No Brasil, os maiores de 60 anos representam 10,5% da população total e 83% deles vivem nas cidades. O destaque fica para a região metropolitana do Rio de Janeiro, que tem 1,7 milhão de idosos ou 14,7% da população.

Crescimento da população entre 1997 e 2007 (%)

  • População total ———————– 21,6
  • 60 anos ou mais ———————- 47,8
  • 65 anos ou mais ———————- 49,2
  • 80 anos ou mais ———————– 65

Síntese de Indicadores Sociais, IBGE

Segundo o estudo, a porcentagem de idosos na zona urbana segue a média nacional, já que a partir da década de 1970, o Brasil passa a ser considerado um país urbano. “A grande evasão da população rural ocorre devido às mudanças na produção agropecuária, ao esgotamento das fronteiras agrícolas e ao processo de industrialização e modernização”, ressalta o IBGE. O aumento do número de municípios (de 3.952, em 1970, para 5.564, em 2008) também contribuiu para o crescimento da população urbana.

A quantidade de idosas é superior a de idosos. Em 2007, havia 79 homens com mais de 60 anos para cada 100 mulheres nesta faixa etária. Quanto maior a idade, maior a diferença entre os sexos: no grupo de 65 anos ou mais de idade são 76 homens para cada 100 mulheres; com 70 anos ou mais, chega-se a 72 homens para 100 mulheres. A Região Sul possui a maior diferença entre os sexos. Na faixa dos 70 anos ou mais, por exemplo, há somente 67 homens para cada 100 mulheres.

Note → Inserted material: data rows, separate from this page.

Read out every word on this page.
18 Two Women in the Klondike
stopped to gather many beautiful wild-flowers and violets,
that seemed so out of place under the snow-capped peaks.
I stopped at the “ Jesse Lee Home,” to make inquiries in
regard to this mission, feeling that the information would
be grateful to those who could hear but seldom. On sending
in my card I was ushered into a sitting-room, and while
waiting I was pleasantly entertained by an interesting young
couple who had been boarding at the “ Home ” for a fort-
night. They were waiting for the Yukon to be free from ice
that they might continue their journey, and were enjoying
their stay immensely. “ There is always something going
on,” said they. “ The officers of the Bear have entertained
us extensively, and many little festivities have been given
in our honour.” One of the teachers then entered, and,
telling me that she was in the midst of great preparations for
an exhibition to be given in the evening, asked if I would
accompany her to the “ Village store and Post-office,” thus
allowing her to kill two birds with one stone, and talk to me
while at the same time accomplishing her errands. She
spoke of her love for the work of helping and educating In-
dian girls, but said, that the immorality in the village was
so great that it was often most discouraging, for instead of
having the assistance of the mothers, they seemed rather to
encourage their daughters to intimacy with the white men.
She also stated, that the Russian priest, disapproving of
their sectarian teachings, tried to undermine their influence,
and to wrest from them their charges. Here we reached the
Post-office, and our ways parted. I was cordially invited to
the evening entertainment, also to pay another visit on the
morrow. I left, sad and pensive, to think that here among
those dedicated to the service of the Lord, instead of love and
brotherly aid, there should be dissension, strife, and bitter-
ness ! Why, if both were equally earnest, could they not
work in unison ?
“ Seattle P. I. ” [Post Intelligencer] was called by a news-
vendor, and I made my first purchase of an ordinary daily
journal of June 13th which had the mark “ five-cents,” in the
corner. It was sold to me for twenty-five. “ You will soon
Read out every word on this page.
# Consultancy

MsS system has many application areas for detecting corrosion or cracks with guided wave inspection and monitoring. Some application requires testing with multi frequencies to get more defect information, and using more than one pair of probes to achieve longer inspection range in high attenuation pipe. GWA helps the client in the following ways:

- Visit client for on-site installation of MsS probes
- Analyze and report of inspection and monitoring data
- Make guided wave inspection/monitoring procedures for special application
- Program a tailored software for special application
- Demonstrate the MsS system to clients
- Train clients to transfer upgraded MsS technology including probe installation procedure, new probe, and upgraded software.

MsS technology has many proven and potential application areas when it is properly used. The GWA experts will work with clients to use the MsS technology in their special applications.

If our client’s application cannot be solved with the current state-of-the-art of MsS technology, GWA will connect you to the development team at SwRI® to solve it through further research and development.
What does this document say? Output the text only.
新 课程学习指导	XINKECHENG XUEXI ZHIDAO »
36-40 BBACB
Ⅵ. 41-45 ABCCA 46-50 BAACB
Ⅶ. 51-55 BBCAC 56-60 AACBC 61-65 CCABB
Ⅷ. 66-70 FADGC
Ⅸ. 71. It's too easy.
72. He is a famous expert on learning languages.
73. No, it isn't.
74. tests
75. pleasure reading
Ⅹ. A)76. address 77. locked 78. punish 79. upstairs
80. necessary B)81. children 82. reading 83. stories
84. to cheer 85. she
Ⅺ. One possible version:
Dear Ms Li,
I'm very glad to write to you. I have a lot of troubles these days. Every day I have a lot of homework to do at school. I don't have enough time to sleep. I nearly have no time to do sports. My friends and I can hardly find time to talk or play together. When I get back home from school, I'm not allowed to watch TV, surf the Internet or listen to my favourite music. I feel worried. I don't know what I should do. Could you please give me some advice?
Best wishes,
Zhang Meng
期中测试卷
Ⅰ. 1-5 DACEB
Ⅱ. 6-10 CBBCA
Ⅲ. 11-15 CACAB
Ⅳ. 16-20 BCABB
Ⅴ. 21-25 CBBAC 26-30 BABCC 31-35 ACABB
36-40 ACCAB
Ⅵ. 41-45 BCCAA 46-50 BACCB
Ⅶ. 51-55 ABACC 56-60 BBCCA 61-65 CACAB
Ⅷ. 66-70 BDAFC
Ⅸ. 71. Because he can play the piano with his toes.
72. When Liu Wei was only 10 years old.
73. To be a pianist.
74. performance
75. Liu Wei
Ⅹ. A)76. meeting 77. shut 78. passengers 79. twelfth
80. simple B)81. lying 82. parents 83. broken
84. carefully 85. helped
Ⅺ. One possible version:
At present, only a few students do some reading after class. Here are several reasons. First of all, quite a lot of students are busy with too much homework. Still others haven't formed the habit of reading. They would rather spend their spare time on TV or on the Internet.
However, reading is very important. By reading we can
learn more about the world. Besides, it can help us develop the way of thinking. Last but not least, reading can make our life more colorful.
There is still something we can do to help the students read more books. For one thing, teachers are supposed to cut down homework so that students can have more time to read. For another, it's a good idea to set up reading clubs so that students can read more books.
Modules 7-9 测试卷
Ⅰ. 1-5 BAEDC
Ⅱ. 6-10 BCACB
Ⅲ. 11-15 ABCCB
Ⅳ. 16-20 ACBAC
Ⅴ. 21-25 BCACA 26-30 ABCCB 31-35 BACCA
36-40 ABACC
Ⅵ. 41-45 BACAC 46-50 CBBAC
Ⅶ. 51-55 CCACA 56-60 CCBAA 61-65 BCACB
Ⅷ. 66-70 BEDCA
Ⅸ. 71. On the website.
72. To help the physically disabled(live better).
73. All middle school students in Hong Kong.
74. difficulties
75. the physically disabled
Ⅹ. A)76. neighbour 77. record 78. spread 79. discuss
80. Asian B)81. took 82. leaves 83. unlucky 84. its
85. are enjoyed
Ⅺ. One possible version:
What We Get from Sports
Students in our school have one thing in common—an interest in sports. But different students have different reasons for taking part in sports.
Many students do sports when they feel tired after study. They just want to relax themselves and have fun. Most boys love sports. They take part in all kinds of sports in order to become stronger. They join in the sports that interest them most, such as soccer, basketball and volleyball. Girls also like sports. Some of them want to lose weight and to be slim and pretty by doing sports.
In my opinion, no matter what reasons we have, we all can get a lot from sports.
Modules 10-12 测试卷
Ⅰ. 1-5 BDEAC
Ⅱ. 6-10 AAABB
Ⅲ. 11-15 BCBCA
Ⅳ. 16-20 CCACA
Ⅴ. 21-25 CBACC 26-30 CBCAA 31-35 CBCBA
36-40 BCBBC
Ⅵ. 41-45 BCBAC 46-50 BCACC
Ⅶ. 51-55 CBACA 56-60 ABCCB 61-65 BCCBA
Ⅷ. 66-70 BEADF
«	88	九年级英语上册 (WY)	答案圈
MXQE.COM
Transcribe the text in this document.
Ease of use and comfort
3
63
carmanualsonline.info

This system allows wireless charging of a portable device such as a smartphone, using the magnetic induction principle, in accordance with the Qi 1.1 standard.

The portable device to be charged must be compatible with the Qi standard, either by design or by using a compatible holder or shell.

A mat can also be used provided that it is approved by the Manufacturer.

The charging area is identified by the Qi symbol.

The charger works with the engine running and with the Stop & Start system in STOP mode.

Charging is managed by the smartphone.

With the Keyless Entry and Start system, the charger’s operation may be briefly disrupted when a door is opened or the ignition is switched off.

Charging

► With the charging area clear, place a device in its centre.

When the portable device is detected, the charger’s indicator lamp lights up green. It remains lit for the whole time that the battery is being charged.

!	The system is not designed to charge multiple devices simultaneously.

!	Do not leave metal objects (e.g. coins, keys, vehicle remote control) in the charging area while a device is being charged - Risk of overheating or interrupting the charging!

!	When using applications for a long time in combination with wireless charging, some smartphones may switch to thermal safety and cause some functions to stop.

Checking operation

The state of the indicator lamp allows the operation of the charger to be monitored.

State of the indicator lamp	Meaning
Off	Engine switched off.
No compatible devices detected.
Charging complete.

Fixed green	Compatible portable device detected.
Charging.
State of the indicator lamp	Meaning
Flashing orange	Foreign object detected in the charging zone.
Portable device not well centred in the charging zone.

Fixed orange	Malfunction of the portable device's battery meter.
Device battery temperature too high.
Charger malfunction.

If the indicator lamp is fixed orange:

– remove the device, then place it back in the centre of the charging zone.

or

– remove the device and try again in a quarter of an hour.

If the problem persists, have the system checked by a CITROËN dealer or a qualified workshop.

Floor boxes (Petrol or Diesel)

Quando cruzamos os dados de urbanização e sexo, observamos que nas áreas rurais o número de homens supera o de mulheres: 107 homens para cada 100 mulheres. Uma das causas desta inversão, segundo o IBGE, é que “a migração rural/urbana feminina é superior à masculina e, predominantemente, os homens têm maior presença em atividades tipicamente rurais”. Também contribui o fato de as mulheres buscarem mais intensamente os serviços e condições de vida urbana onde, com freqüência, podem estar morando seus filhos, netos ou parentes.

Educação

O nível de instrução vem crescendo desde 1997 no país, inclusive na faixa etária dos idosos. Mas as pessoas com mais de 60 anos sem instrução ou menos de um ano de estudo ainda representam 32,2% do total. A percentual é maior no Nordeste, onde 52,2% ainda possuem baixo nível de escolaridade -mas o índice era ainda pior há 10 anos: 62,8%. No outro extremo estão o Sudeste, com 22,8% sem instrução, e o Sul, que agora possui o menor percentual brasileiro (21,5%).
Segundo o IBGE, a melhoria nos dados se deve “ao novo contingente de idosos que durante o seu ciclo de vida foram beneficiados com políticas públicas anteriores”, como o aumento do número de escolas e faculdades na década de 1970. Porém, o instituto ressalta que o incentivo à alfabetização dos idosos ainda é insuficiente.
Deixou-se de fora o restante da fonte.